XVI INQUA Congress

Paper No. 1
Presentation Time: 8:10 AM

THE CHALLENGE OF MILLENNIAL-SCALE QUATERNARY STRATIGRAPHY: THE POP (POLE-OCEAN-POLE) PROJECT


SHACKLETON, Nicholas J, Godwin Laboratory, Dept of Earth Sciences, Univ of Cambridge, Pembroke Street, Cambridge, CB2 3SA, United Kingdom, njs5@cam.ac.uk

Millennial-scale climatic variability is best known from the records of the Greenland ice sheet, where rapid (within decades) temperature fluctuations of several degrees amplitude characterize the last glacial period. The reality of these events is certain because their existence has been independently verified in several different ice cores in an environment where continuity is reliable down to the annual scale. It is important that we learn the global mechanisms involved in these events, both because they are inherently remarkable, and because this may assist our prediction of man-made climatic change which will also be (geologically speaking) rapid. Even for the most recent of these events, where the uncertainties in radiocarbon dating are small in relation to their duration, correctly aligning records from other areas is challenging.
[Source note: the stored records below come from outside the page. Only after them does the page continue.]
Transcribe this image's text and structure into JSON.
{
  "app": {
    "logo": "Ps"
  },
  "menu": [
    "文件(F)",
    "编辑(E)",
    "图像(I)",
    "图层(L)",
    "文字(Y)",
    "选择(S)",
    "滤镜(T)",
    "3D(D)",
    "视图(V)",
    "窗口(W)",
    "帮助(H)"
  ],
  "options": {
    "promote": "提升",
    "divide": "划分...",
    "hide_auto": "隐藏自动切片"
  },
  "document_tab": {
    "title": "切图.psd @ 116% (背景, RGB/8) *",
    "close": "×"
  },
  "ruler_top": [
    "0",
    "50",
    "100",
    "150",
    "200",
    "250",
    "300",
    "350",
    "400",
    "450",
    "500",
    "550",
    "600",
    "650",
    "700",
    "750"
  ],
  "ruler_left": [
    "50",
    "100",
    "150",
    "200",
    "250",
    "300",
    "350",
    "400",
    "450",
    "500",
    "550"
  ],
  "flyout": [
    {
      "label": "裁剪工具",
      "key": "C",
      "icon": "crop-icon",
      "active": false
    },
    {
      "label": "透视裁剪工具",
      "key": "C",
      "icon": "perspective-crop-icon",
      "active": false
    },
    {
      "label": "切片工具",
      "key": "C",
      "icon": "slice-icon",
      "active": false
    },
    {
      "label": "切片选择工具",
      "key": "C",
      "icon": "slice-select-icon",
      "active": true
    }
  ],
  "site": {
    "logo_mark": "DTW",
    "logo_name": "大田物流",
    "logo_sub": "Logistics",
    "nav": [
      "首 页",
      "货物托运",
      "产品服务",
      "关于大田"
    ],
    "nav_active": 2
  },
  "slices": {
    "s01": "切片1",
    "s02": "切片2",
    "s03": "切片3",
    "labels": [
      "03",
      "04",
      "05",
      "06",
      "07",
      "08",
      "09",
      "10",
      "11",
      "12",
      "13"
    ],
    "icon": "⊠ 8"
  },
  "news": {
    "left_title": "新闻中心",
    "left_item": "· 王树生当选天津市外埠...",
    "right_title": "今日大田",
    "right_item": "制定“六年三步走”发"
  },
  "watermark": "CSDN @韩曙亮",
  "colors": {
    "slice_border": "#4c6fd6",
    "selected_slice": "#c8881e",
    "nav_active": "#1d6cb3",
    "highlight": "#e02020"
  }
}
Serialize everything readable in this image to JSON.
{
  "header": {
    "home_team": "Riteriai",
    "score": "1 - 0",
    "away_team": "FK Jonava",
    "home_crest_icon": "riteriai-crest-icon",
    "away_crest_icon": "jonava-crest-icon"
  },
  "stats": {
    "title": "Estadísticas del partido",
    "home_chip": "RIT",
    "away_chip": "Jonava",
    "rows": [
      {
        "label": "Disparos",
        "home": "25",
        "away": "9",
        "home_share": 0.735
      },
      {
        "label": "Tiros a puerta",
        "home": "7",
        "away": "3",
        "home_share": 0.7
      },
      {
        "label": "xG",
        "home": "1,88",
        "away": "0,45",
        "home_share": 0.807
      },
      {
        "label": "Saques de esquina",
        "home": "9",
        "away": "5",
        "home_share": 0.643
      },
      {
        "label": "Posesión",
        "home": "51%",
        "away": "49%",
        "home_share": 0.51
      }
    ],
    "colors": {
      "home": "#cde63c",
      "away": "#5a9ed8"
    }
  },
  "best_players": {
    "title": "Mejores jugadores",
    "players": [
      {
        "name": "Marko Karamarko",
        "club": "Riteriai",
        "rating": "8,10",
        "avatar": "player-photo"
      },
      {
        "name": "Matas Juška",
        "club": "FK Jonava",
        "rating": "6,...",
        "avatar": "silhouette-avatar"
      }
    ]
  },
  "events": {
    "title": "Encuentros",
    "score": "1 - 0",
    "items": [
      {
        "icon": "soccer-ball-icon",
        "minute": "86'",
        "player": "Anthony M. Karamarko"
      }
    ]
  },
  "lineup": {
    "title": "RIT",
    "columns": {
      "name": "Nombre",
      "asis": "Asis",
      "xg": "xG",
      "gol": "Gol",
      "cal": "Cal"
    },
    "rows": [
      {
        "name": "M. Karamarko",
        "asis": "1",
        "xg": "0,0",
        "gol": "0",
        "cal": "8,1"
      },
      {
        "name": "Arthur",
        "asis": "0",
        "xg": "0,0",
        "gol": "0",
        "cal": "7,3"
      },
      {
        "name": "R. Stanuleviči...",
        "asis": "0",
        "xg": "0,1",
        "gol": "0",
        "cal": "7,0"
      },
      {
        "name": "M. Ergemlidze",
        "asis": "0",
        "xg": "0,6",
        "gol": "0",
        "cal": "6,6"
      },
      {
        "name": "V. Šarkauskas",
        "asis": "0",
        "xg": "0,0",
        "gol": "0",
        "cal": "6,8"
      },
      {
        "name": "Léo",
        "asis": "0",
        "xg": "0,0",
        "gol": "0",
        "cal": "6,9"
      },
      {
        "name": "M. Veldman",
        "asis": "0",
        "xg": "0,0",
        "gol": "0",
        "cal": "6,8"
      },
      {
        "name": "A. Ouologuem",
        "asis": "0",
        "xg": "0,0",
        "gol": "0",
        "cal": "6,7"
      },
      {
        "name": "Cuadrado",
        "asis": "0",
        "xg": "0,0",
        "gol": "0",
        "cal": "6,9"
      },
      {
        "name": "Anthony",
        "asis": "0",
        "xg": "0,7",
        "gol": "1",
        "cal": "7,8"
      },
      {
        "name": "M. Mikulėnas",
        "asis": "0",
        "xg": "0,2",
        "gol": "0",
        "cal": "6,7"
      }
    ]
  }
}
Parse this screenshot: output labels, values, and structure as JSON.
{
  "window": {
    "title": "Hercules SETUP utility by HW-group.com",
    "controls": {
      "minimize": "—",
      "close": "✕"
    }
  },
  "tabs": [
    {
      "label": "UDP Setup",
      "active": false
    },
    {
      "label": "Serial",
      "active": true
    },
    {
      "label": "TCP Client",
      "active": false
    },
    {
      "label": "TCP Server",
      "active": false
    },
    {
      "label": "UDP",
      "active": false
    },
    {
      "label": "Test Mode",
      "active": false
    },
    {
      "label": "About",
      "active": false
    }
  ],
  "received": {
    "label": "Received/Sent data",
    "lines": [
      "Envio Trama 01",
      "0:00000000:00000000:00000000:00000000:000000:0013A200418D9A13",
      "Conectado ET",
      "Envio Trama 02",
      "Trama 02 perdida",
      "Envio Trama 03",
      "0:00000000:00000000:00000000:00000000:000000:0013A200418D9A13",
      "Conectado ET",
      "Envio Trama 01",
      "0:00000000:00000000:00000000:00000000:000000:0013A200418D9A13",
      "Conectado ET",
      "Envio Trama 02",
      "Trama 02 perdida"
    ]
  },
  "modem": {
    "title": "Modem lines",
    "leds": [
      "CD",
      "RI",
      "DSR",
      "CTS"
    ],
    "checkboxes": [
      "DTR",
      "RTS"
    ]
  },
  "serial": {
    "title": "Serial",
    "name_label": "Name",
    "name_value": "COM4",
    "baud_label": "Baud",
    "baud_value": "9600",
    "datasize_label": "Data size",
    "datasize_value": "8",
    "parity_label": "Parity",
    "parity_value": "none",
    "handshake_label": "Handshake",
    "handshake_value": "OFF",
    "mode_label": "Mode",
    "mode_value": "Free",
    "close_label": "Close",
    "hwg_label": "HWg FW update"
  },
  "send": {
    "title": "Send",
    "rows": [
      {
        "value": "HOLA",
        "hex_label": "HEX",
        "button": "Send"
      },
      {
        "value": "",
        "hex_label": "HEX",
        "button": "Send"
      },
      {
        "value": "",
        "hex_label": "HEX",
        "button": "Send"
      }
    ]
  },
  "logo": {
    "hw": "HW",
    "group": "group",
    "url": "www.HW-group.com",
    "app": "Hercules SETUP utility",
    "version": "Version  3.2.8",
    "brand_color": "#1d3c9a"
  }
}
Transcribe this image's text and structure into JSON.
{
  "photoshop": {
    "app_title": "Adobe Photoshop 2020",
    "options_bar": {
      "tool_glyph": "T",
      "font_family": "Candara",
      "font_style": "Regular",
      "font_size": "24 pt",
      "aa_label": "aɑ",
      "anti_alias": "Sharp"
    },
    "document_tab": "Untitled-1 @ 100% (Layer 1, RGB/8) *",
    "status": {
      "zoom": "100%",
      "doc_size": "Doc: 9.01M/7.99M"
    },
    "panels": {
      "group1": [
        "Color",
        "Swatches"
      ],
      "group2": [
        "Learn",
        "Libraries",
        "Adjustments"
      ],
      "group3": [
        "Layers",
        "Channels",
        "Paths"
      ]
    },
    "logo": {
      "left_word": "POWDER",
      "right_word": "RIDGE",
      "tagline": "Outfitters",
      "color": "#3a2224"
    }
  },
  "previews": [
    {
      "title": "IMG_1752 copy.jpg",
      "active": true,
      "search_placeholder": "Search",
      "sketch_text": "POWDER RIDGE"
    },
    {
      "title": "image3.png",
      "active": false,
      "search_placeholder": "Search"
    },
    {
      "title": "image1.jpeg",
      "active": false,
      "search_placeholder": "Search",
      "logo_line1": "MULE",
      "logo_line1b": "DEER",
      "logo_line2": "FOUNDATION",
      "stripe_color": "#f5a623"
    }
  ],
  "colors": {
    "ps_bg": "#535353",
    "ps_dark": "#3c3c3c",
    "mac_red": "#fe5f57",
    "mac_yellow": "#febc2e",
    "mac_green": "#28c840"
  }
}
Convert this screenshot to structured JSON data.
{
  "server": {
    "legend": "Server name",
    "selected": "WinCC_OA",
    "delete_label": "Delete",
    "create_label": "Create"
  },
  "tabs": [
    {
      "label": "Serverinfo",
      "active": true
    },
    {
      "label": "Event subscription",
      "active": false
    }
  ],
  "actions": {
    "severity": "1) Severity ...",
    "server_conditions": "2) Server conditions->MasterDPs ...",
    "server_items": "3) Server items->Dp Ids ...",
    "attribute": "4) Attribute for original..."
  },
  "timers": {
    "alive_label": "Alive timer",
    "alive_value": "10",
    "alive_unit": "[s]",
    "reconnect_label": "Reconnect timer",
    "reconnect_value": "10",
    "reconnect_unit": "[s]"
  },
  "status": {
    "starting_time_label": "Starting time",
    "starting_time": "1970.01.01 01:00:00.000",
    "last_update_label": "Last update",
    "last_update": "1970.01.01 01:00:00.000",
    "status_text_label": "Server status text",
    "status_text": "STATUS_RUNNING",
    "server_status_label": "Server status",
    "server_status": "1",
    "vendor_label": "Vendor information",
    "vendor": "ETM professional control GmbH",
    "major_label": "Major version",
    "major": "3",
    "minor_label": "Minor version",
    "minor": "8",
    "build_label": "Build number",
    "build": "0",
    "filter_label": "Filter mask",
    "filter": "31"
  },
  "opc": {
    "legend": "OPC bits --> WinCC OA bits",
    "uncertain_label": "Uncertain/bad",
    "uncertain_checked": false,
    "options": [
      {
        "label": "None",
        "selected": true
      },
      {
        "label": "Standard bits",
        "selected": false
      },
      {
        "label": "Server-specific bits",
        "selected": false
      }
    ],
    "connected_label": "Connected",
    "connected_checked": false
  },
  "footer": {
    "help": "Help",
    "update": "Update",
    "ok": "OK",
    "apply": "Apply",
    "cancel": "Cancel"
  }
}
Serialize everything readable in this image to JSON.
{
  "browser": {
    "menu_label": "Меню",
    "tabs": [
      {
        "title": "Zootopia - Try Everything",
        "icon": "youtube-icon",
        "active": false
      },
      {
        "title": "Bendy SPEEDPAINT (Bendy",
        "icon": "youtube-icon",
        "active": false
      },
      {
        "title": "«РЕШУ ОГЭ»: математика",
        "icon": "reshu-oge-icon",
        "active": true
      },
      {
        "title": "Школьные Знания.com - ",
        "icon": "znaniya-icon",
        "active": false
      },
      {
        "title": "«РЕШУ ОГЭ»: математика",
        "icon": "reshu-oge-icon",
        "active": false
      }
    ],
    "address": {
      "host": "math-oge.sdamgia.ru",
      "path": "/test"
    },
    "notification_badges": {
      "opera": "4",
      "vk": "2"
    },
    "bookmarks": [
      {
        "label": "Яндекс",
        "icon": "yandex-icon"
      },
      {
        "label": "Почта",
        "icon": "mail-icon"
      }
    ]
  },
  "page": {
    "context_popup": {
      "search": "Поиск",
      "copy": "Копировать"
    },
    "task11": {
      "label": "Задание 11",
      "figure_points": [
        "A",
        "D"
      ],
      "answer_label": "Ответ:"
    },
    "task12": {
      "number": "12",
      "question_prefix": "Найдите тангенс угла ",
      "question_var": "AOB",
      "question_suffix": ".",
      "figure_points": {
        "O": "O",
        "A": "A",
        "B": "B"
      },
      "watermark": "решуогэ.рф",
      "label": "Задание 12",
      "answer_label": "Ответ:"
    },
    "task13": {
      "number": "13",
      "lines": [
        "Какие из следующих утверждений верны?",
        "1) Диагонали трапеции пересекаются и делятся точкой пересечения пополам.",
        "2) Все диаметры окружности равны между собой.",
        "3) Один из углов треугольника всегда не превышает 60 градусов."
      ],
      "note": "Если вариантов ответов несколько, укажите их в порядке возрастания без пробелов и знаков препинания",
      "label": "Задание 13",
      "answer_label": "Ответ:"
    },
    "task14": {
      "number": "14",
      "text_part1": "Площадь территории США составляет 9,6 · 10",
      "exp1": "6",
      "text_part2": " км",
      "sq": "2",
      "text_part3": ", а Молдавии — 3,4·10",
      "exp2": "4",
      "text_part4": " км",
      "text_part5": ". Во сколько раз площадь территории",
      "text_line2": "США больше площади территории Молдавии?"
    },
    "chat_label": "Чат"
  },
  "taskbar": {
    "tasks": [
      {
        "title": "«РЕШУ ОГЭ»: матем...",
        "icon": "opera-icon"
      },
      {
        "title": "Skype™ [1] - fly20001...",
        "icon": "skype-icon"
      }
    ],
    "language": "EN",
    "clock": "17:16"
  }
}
Ice cores covering several glacial cycles have been recovered from Antarctica and demonstrate that important climatic variability is certainly not confined to the orbital (Milankovitch) frequencies. Ice cores preserve several independent records (air temperature, atmospheric composition, dust) so that the potential exists for high-resolution correlation with other continuous and detailed records by several routes. There are few if any deep-sea locations that preserve a real stratigraphy that is as continuous and detailed as the best Antarctic ice cores. As Parrenin will show in this session, there is the scope for developing high-resolution model time scales whose quality cannot be attained in any other geological deposits. Thus an important objective is to develop and test all possible tools for stratigraphic correlation to the long ice cores. A second is to iteratively optimize the Antarctic ice and air time scales on the basis of the increasing number of available cores. Finally, we must refine both the ice core time scale and the available radiometric dating methods so that there are no systematic offsets between the age estimates that they yield. In 2001 we collected several cores as part of a campaign to test the limits of correlation from the North Atlantic Ocean to Greenland and the Antarctic. A close sampling interval makes it possible to check the reliability of each brief event, and the existence of several cores permits the replicability of the events to be evaluated.